Professor Carter watches the missions from HQ.

            The show only ran for a single season. While it was in production, Aurora Model Company was contracted to produce a model kit of the Voyager. It was released months after the show’s cancellation, and as a result only one press run was made. Due to the limited availability and the generally poor care of sold models being treated as toys, it has become an incredibly rare model and expensive on the secondary market. Polar Lights (whose name was an homage to Aurora) had acquired the rights to reproduce the kit, but passed on it citing a prohibitive cost for what was essentially a niche item. Moebius Models would eventually retool an original kit and put it back into production.
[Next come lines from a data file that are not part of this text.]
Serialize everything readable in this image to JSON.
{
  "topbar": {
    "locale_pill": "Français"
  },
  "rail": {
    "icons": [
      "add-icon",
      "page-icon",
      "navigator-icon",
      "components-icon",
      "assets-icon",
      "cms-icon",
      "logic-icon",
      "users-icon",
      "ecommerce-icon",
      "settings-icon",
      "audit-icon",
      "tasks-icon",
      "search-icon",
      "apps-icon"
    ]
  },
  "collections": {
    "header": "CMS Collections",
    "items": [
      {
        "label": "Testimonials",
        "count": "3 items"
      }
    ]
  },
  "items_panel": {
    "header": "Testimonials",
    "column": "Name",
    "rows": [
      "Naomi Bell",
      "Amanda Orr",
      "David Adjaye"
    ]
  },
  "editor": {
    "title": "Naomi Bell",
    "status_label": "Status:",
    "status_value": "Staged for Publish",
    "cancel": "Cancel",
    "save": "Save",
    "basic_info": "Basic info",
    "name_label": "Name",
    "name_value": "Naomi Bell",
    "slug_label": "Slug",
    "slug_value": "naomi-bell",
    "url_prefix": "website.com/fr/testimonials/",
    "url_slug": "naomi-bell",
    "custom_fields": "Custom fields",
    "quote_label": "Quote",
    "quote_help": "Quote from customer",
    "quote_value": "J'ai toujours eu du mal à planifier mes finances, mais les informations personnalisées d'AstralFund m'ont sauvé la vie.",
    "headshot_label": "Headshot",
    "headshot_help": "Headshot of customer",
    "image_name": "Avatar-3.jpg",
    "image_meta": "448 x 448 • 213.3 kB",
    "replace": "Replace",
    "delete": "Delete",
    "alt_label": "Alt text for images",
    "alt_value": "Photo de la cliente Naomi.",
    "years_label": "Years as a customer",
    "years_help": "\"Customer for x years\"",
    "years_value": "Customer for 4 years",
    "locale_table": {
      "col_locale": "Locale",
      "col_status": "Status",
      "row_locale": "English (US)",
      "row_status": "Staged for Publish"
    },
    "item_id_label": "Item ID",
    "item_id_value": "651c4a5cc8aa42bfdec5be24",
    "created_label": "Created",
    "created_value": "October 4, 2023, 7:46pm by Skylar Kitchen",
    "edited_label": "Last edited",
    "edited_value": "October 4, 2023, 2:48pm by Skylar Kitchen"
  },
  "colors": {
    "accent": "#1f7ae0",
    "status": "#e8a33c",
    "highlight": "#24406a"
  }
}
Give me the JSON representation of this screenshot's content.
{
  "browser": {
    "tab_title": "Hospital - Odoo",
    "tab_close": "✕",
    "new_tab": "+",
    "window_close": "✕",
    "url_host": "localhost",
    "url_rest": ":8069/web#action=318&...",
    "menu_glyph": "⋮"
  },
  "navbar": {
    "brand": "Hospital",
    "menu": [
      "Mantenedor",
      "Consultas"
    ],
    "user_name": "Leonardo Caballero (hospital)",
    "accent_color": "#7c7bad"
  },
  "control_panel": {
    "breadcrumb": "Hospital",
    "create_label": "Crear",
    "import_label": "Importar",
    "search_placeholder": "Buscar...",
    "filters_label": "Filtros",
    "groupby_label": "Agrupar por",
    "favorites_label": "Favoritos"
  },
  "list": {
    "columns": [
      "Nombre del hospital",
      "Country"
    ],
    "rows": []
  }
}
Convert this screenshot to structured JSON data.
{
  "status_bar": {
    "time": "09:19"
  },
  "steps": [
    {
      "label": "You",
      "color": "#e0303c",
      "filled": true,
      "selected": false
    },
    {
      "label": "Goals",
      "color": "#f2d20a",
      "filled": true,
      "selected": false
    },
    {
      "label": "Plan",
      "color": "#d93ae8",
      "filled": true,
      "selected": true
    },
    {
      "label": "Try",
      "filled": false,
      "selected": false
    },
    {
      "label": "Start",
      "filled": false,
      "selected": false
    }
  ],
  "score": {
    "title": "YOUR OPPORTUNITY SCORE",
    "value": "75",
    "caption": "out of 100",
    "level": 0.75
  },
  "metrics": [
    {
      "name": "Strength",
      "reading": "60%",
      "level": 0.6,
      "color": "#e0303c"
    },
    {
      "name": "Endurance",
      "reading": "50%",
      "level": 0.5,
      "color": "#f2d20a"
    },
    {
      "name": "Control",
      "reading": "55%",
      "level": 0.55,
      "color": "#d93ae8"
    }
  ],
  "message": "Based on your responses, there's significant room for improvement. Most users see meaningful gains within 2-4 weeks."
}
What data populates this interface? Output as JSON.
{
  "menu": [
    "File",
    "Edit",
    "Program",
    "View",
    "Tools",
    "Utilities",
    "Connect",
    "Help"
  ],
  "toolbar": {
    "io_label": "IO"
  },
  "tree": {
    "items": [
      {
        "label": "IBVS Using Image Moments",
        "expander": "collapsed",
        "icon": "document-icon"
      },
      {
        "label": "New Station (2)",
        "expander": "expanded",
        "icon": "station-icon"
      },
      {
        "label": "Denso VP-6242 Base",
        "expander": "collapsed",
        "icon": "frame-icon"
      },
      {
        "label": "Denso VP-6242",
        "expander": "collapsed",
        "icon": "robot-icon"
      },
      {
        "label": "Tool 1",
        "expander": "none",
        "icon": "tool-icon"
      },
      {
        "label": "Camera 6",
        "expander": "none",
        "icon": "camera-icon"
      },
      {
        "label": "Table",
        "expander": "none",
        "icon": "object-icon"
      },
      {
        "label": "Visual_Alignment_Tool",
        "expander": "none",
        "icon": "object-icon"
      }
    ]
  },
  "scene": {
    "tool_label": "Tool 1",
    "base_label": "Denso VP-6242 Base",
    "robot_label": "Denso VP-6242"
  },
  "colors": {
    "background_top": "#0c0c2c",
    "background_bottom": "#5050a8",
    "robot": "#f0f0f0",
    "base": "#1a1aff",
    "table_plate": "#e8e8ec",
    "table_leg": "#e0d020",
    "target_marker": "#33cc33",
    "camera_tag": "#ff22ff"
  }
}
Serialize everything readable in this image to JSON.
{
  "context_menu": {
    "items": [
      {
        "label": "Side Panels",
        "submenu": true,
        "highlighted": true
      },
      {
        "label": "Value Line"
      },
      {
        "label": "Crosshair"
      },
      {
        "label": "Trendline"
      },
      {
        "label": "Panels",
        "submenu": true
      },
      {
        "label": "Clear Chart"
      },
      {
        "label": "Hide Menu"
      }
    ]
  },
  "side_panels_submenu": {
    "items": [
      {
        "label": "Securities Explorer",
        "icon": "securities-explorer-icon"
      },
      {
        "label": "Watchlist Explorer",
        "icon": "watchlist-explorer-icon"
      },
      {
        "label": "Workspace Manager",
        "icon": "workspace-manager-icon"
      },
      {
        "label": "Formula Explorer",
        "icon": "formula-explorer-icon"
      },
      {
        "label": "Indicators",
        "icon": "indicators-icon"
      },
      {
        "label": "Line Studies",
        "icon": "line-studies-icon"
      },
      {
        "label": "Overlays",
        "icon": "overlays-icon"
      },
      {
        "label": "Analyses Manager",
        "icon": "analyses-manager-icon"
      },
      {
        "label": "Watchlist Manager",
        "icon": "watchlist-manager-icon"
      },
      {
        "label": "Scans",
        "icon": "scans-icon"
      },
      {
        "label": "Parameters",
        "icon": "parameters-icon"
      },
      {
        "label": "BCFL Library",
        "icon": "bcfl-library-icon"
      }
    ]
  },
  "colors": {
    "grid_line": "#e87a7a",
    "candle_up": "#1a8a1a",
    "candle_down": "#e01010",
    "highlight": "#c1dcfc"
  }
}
Milton Bradley released a board game based on the show in 1968, and Gold Key Comics, who published the film adaptation comic, published a comic series for the show that ran for two issues in 1969. To date, the series has only been released to DVD in 2011 by Revelation Films in the United Kingdom.

“The Gathering of the Team” (9/14/68) – The CMDF assembles a team and sends them on a test mission in a drop of water, which becomes deadly when their ship becomes damaged.

“The Menace from Space” (9/21/68) – The team investigates how a rocket crew died from oxygen loss.

“The Magic Crystal of Kabala” (9/28/68) – The team heads inside of a magical crystal ball to destroy the evil within.

“The Atomic Invaders” (10/5/68) – The team investigates mysterious butterflies that cause explosions at power plants.

“The Master Spy” (10/12/68) – A spy infiltrates the CMDF and impersonates Carter to sabotage the team’s mission.

“The Mind of the Master” (10/19/68) – The team has to go inside Guru’s mind to repair the damage of an enemy attack, unknowingly bringing with them the very person that attacked him.

“Gone Today, Here Tomorrow” (10/26/68) – The team finds themselves up against a legion of miniature toys.

“The Day the Food Disappeared” (11/2/68) – The team investigates an outbreak of rapidly-growing weeds that destroy the nation’s crops.

“Revenge of the Spy” (11/9/68) – Busby ends up trapped in an enemy base but manages to send the ship back so that help can find and save him.

“The Hobby House” (11/16/68) – Something disrupts the CMDF radio beam and causes the ship to crash between the toys of Jacob’s Hobby House.

“The Spy Satellite” (11/23/68) – The team is sent to sabotage a satellite capable of taking pictures through walls.

“First Men on the Moon” (11/30/68) – Commissioner Upjohn’s bratty son steals the ship and strands himself and the team on an artificial moon used for missile testing.

“The Great Busby” (12/7/68) – Erica shrinks Busby to use as a puppet in a children’s hospital show only to have him stolen by a jealous puppeteer.

“The Barnacle Bombs” (12/14/68) – The team heads out to find a missing bathysphere full of Navy soldiers investigating an evil professor.

“The Perfect Crime” (12/21/68) – Kidd steals the portable miniaturization machine and joins a criminal mastermind.

“The World’s Fair Affair” (12/28/68) – The team has to save the World’s Fair from being blown up.

“The Most Dangerous Game” (1/4/69) – When radioactive ore is found in a mine the team heads in to prevent it from contaminating the state.